Nouveaux rapports : la police de Benissa enquête sur six chasseurs pour empoisonnement potentiel de chiens. Que va-t-il se passer ensuite ?

Selon des informations parues en mai dernier, la Guardia Civil enquêtait sur un lien possible entre six chasseurs et de précédents empoisonnements de chiens de compagnie dans la région. Cette nouvelle a surpris de nombreux habitants, la municipalité ayant jusqu'alors nié toute responsabilité des chasseurs.

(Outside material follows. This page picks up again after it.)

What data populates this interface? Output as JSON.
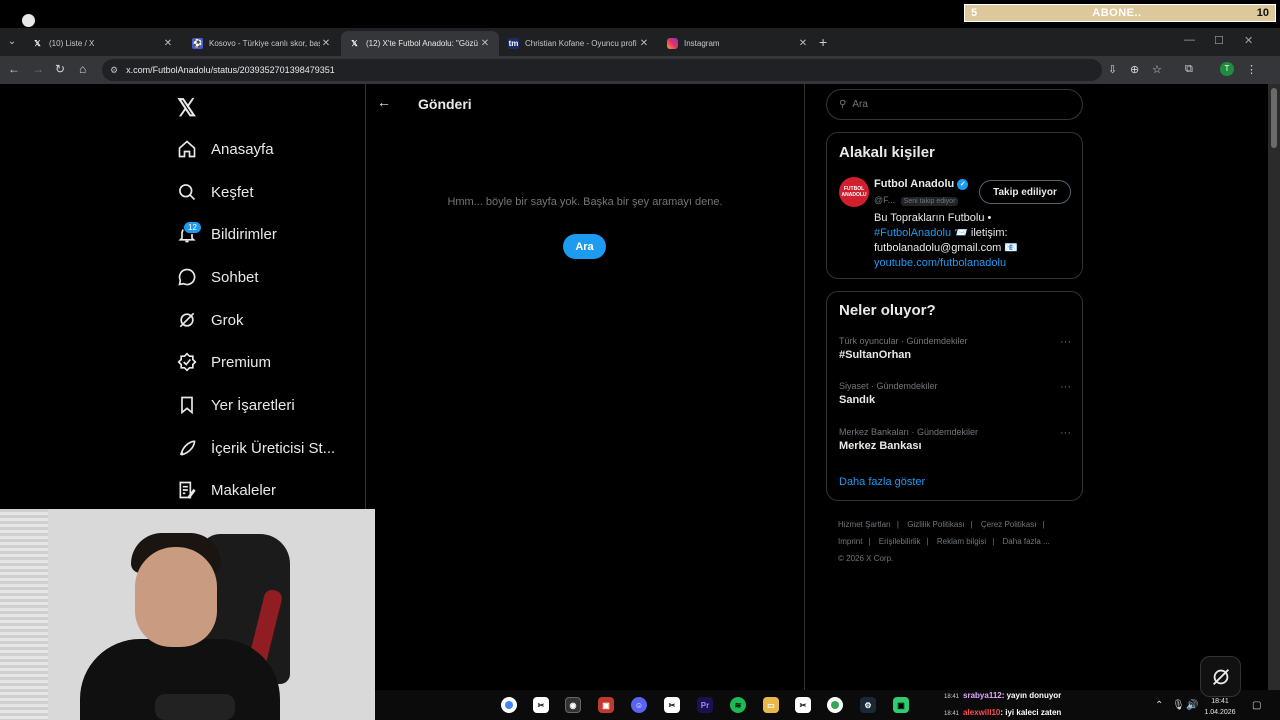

Les six chasseurs auraient été arrêtés par la police locale en possession non autorisée de produits phytosanitaires très toxiques, de plusieurs engins de chasse non autorisés et de jusqu'à 51 chiens de chasse (dont un de race dangereuse) non vaccinés et sans identification. Il a également été suggéré que les chasseurs pourraient être poursuivis pour infraction à la loi relative à la protection de la flore et de la faune, possession non autorisée de produits phytosanitaires toxiques et/ou maltraitance d'animaux domestiques, selon les résultats de l'analyse des substances saisies.

Fin mai, ces informations ont été confirmées par un porte-parole du Conseil de Benissa dans une déclaration adressée à l'auteur du présent communiqué, ajoutant que « Seprona avait enfin obtenu des résultats de ses enquêtes ». À ce stade, on ignore encore la suite des événements, ni si les chasseurs seront traduits en justice. La Garde civile n'a pas encore répondu à nos questions.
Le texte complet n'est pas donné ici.